A missile strike should account for shield strength when calculating volley size. The objective is to reduce the shields to 0 _and_ do enough damage to the hull to destroy the target or render it mission killed.
If you are bringing that kind of superior firepower to the fight, then it almost doesn't matter what your ship designs are. Against a properly layered anti-missile defense, being able to mission-kill the entire enemy fleet with missiles means you've arranged for a massive imbalance in technology or tonnage. If you consistently pull off that kind of engagements, good on you for your strategic and operational planning, but any half-decent missile boat design will work for it.
This is not about superior firepower, this is about target selection with the aim of doing as much permanent damage as possible. If there are multiple ships in the target fleet, you need to judge how many you can destroy with your available missiles. If you can't destroy all the targets (which in an _even_ fight seems likely) then you might lose all your ships in the process, but by removing ships from the enemy fleet you put yourself in a better position for the next engagement. If you only inflict armour damage on the enemy fleet, they then have the option of continuing, or returning (after repairs) with reinforcements.


Quote
Against an enemy that can take 10 MSP worth of your missiles on his beam PD + shields per launch cycle, yes, box launchers mean you put 190 MSP on target vs. 100 MSP for magazine launchers. But against an enemy that has sufficient magazine depth and sensor coverage to kill 150 MSP with AMMs, you get 50 MSP on target with box launchers and 150 on target with magazine launchers.

If I've understood your scenario correctly (and it's late so forgive me if I missed something), if you fire 15 MSP per volley at a target which can destroy 10 MSP with beam PD, the target only needs to use AMMs to destroy 5 MSP per volley.
After 20 volleys the target has destroyed 100 MSP with AMMs and 200 with beam PD, taking no damage. It still has AMMs to counter another 50 MSP of missiles.
In this example, the enemy picked either beam PD or AMMs, not both. If they mix and match 50:50 by tonnage but retain the same total capability, the box launchers put 120 MSP on target and the magazine launchers put 125 MSP on target.

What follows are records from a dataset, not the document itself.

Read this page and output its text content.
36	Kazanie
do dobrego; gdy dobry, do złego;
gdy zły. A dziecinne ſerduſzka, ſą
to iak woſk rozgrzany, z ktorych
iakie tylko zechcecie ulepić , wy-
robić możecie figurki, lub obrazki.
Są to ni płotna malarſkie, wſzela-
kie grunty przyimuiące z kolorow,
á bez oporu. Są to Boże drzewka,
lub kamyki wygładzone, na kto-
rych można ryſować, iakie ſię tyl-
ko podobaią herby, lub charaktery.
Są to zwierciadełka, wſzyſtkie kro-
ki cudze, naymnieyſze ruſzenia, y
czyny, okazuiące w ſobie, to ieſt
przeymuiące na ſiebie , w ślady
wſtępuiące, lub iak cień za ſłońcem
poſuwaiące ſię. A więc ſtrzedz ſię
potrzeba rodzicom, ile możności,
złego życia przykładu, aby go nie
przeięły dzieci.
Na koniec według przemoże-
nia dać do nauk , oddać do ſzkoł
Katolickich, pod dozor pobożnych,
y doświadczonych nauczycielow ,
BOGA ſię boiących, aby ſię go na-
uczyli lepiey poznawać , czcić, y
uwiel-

If you double the amount of defensive hull space available, then box launchers perform better against the 50:50 tonnage split configuration. But if you double the amount of defensive hull space, there are configurations that would hard counter any combination of box and magazine launchers from the attacker (in fact any configuration between 100 % AMMs and about 2:1 AMM:beamPD will render the defender invulnerable in that scenario).

In your example you're relying on the 50% more MSP available to the standard launchers vs box launchers, which I've noted seems more favourable to standard launchers than I think is reasonable.
It also relies on the target being able to fire all AMMs against a single wave of ASMs which I don't think is reasonably supported given your initial example.
I'm not really sure what to make of your example where you double the defensive capability without similarly increasing the offensive capability.

Quote
This does show that box launchers have a role as a way to impose costs on superior adversaries - they can be the difference between being hard countered by enemy defenses or being able to gradually attrition them (if you have sufficiently superior speed and strategic depth that you can run away between engagements to reload). They are also great for picket forces, whose job is to detect baddies and impose some costs on them for advancing while you scramble an actual battle fleet, not to actually kill them. But those are strategic and operational considerations.
Now you're making my arguments for me.  ;D
Imposing costs and avoiding being hard countered is part of the point I've been trying to make. And using box launchers is the best way to do this.
To expand a little, being able to remove 1 or more enemy ship from their invasion fleet per battle, even if you lose in the process, means you can eventually stalemate them, if you have enough strategic depth to do so. It won't work if you run out of missiles, space, or launch platforms.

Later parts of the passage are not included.